Sabtu, 20 April 2013

Kuncup itu Layu Kembali

aku berjalan dengan pelan, menikmati setiap tempat yang aku lewati. aku berjalan cukup pelan sehingga yakin tidak mungkin terjatuh karena hal hal kecil, terutama karena tersandung. aku berjalan di taman itu, taman yang dikelilingi oleh deretan mobil, motor, sepeda, dan alat transportasi lainnya.
pemandangannya indah, apalagi kolamnya. ditengah kolam itu, ada air pancur, indaaaah sekali. kolam itu bersih, banyak ikan, bentuknya yang lingkaran benar benar memudahkan  ku untuk melihat orang disekeliling kolam tersebut. ya, melihat orang disekeliling kolam tersebut dan akhirnya aku tersandung.
rasanya, malu sekali. semua orang di taman memandangimu dengan rasa penuh iba tapi disisi lain mereka sedang menahan tawa karena kebodohanmu tersandung sesuatu yang entah itu apa.
aku terduduk menahan rasa sakit di dengkul dan menahan malu. ingin rasanya kubuang muka ku jauh jauh atau memakai topeng agar orang orang tidak bisa melihat muka ku lagi. atau mungkin lebih baik aku tidak usah datang ke taman ini lagi, taman ini hanya akan mengingatkan ku dengan kebodohan ku tersandung sesuatu yang aku sendiri tidak tau apa.
sambil menahan malu dan membersihkan rok ku, aku melihat uluran tangan itu, tangan yang besar dan putih, berurat banyak. kukunya pendek, di jari manisnya tersemat sebuah cincin perak, dipergelangan tangannya ada jam tangan digital berwarna hitam menunjukan pukul 16.15.
aku meraih tangannya, mengangkat kepala ku, dan mendapati sorotan mata tajam yang hangat dengan senyuman manis diwajahnya, dan lesung pipi yang cukup dalam di kedua pipinya.
hari itu, 1 Januari 2013 pukul 16.15 bumi memutuskan untuk berhenti berputar beberapa jam yang sebenarnya hanya beberapa detik.
genggaman keras tangan itu membuat ku tersadar dan kini aku sedang berusaha untuk berdiri.
kini bumi memutuskan untuk berputar sangat amat pelan. sehingga aku bisa berfikir apa yang harus aku katakan. terimakasih? maaf? siapa namamu? tadi itu bodoh? atau apa?
ah, kini aku sudah berdiri. tenggorokanku tercekat. aku tidak bisa mengatakan apapun. untuk menyunggingkan sebuah senyuman pun aku yakin aku tidak bisa.
kenapa yang keluar dari wajah ku adalah seringai tajam? kenapa aku harus mengerang seperti orang kesakitan?
ah, dunia harus berhenti berputar sekali lagi agar aku bisa benar benar berfikir harus melakukan apa.
"kau tidak apa apa?"
suara itu.....bukan, bukan suara pria yang menolong ku tadi. tapi suara seorang perempuan yang berlari dari jauh yang berusaha secepat mungkin menghampiri ku.
kini aku benar benar bisa tersenyum, aku bisa menemukan kembali suara ku.

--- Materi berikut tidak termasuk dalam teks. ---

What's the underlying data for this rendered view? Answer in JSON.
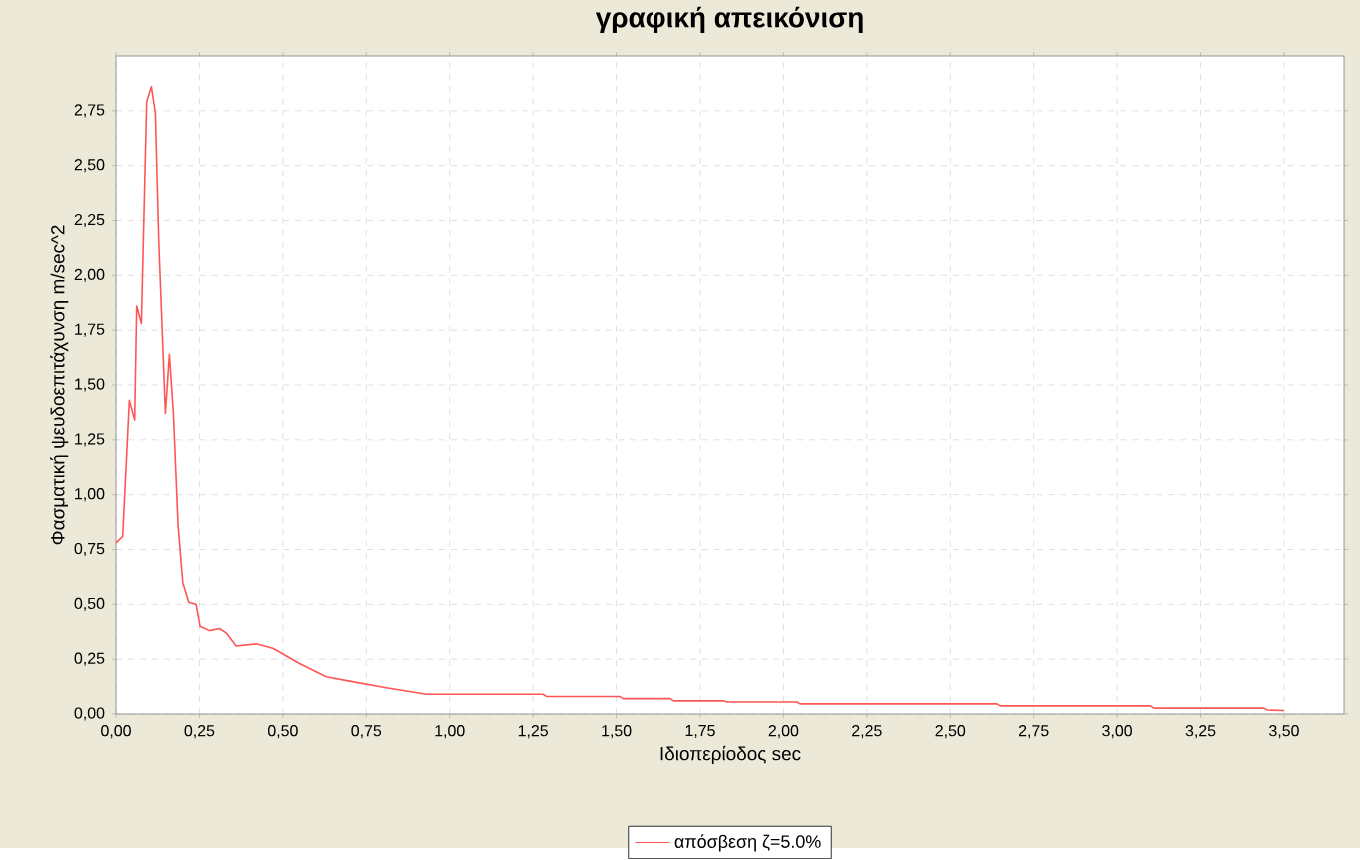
{
  "chart_data": {
    "type": "line",
    "title": "γραφική απεικόνιση",
    "xlabel": "Ιδιοπερίοδος sec",
    "ylabel": "Φασματική ψευδοεπιτάχυνση m/sec^2",
    "xlim": [
      0,
      3.68
    ],
    "ylim": [
      0,
      3.0
    ],
    "xticks": [
      {
        "value": 0,
        "label": "0,00"
      },
      {
        "value": 0.25,
        "label": "0,25"
      },
      {
        "value": 0.5,
        "label": "0,50"
      },
      {
        "value": 0.75,
        "label": "0,75"
      },
      {
        "value": 1.0,
        "label": "1,00"
      },
      {
        "value": 1.25,
        "label": "1,25"
      },
      {
        "value": 1.5,
        "label": "1,50"
      },
      {
        "value": 1.75,
        "label": "1,75"
      },
      {
        "value": 2.0,
        "label": "2,00"
      },
      {
        "value": 2.25,
        "label": "2,25"
      },
      {
        "value": 2.5,
        "label": "2,50"
      },
      {
        "value": 2.75,
        "label": "2,75"
      },
      {
        "value": 3.0,
        "label": "3,00"
      },
      {
        "value": 3.25,
        "label": "3,25"
      },
      {
        "value": 3.5,
        "label": "3,50"
      }
    ],
    "yticks": [
      {
        "value": 0,
        "label": "0,00"
      },
      {
        "value": 0.25,
        "label": "0,25"
      },
      {
        "value": 0.5,
        "label": "0,50"
      },
      {
        "value": 0.75,
        "label": "0,75"
      },
      {
        "value": 1.0,
        "label": "1,00"
      },
      {
        "value": 1.25,
        "label": "1,25"
      },
      {
        "value": 1.5,
        "label": "1,50"
      },
      {
        "value": 1.75,
        "label": "1,75"
      },
      {
        "value": 2.0,
        "label": "2,00"
      },
      {
        "value": 2.25,
        "label": "2,25"
      },
      {
        "value": 2.5,
        "label": "2,50"
      },
      {
        "value": 2.75,
        "label": "2,75"
      }
    ],
    "grid": true,
    "legend": "bottom",
    "marker": "none",
    "line_style": "solid",
    "series": [
      {
        "name": "απόσβεση ζ=5.0%",
        "color": "#ff5555",
        "x": [
          0.0,
          0.02,
          0.04,
          0.056,
          0.062,
          0.076,
          0.092,
          0.106,
          0.118,
          0.128,
          0.148,
          0.16,
          0.172,
          0.186,
          0.2,
          0.218,
          0.24,
          0.252,
          0.28,
          0.31,
          0.33,
          0.36,
          0.42,
          0.47,
          0.55,
          0.63,
          0.7,
          0.81,
          0.93,
          1.28,
          1.29,
          1.51,
          1.52,
          1.66,
          1.67,
          1.82,
          1.83,
          2.04,
          2.05,
          2.64,
          2.65,
          3.1,
          3.11,
          3.44,
          3.45,
          3.5
        ],
        "values": [
          0.78,
          0.81,
          1.43,
          1.34,
          1.86,
          1.78,
          2.79,
          2.86,
          2.74,
          2.16,
          1.37,
          1.64,
          1.37,
          0.86,
          0.6,
          0.51,
          0.5,
          0.4,
          0.38,
          0.39,
          0.37,
          0.31,
          0.32,
          0.3,
          0.23,
          0.17,
          0.15,
          0.12,
          0.09,
          0.09,
          0.08,
          0.08,
          0.07,
          0.07,
          0.06,
          0.06,
          0.055,
          0.055,
          0.046,
          0.046,
          0.037,
          0.037,
          0.027,
          0.027,
          0.018,
          0.016
        ]
      }
    ]
  }
}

"tentu saja, tadi itu bodoh sekali, aku tidak apa apa. terimakasih sudah membantu."
"kau ceroboh sekali sih, aku sudah bilang jangan terlalu serius jika memandangi sesuatu, kau itu kalau sudah konsen dengan satu hal, lupa dengan hal lainnya, makanya kau bisa jatuh dengan sendirinya."
aku tersenyum. memaksakan tersenyum.
"siapa namamu?"
kuulurkan tangan ku, berharap bisa menyentuh tangan itu lagi, tangan yang membuat dunia ku berhenti sepersekian detik.
"dia Brian, orang yang ingin ku kenalkan padamu itu."
aku kembali memaksakan sebuah senyuman dan menarik kembali tanganku, berharap tidak pernah melihat tangan itu, tangan yang membuat dunia ku berhenti berputar sepersekian detik.
bumi kembali memutuskan untuk berhenti berputar agar aku bisa berfikir jernih, ternyata dia sudah menjadi milik teman ku sendiri. kuncup yang baru saja memutuskan untuk merekah ini kembali menutup dirinya, sepertinya layu lebih baik daripada harus mengharapkan kumbang yang sempurna milik temannya sendiri.